Неужели Суворова можно считать большим монархистом, чем саму Екатерину II, раз инициатива против революционной Франции исходила от него?

— В известном смысле Суворов — монархист, хотя и говорил в этом плане эксцентрически. Ему был присущ некий артистизм, свои монархические, подчас гротескные высказывания, прославляющие монархию, он облекал в яркую и красочную форму, но они предназначались в основном для армии и высшего света. Опять же — армия ведь не пойдет в бой, если не возвысить патетику до высочайшего градуса, со «средней температурой» солдаты рисковать жизнью не будут, и Суворов это понимал.

В то же время он был человек свободолюбивый, начитанный и хорошо знал идеологию и философскую подоплеку французского Просвещения и французской революции. Многое из этого наследия он уважал, многое брал на вооружение. Но Суворов был еще православный, верующий человек, и в силу этого был не только монархистом, но и идейным противником революционного движения, которое боролось с религией, что Суворов считал опасным делом.

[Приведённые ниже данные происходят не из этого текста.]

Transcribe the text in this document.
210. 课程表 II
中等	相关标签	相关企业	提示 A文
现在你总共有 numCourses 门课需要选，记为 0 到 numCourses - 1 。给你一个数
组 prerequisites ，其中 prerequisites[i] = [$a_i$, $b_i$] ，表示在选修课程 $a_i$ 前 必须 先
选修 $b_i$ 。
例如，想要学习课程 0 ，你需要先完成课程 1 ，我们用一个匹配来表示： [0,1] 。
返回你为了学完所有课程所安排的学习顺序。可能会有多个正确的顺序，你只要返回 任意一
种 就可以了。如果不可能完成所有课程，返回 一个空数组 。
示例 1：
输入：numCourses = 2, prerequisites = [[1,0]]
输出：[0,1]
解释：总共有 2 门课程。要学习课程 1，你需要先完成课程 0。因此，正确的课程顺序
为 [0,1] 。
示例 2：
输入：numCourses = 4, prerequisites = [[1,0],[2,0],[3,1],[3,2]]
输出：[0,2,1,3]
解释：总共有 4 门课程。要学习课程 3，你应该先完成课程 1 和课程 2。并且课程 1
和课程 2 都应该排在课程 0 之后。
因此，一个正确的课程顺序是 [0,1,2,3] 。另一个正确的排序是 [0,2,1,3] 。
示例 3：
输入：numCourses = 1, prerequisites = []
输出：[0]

Суворов был человек свободолюбивый, начитанный и хорошо знал идеологию и философскую подоплеку французского Просвещения и французской революции. Многое из этого наследия он уважал, многое брал на вооружение

Но с другой стороны, вот какая интересная деталь есть в этом вопросе. Россия и Франция, идя совершенно разными путями в XVIII веке, пришли к схожим результатам относительно реформирования армии, и их армии к 1799 году стали сильнейшими в Европе. Почему так? Потому что и те, и другие отказались от схематизма и предрассудков в военной науке, которые сложились в XVII веке и властвовали почти на протяжении всего XVIII века. Импульс развитию нашей армии и нашей культуры придали реформы Петра I, он был монархистом, но масштаб его преобразований был революционным: он тоже встряхнул страну, вывел на авансцену людей, независимо от их происхождения.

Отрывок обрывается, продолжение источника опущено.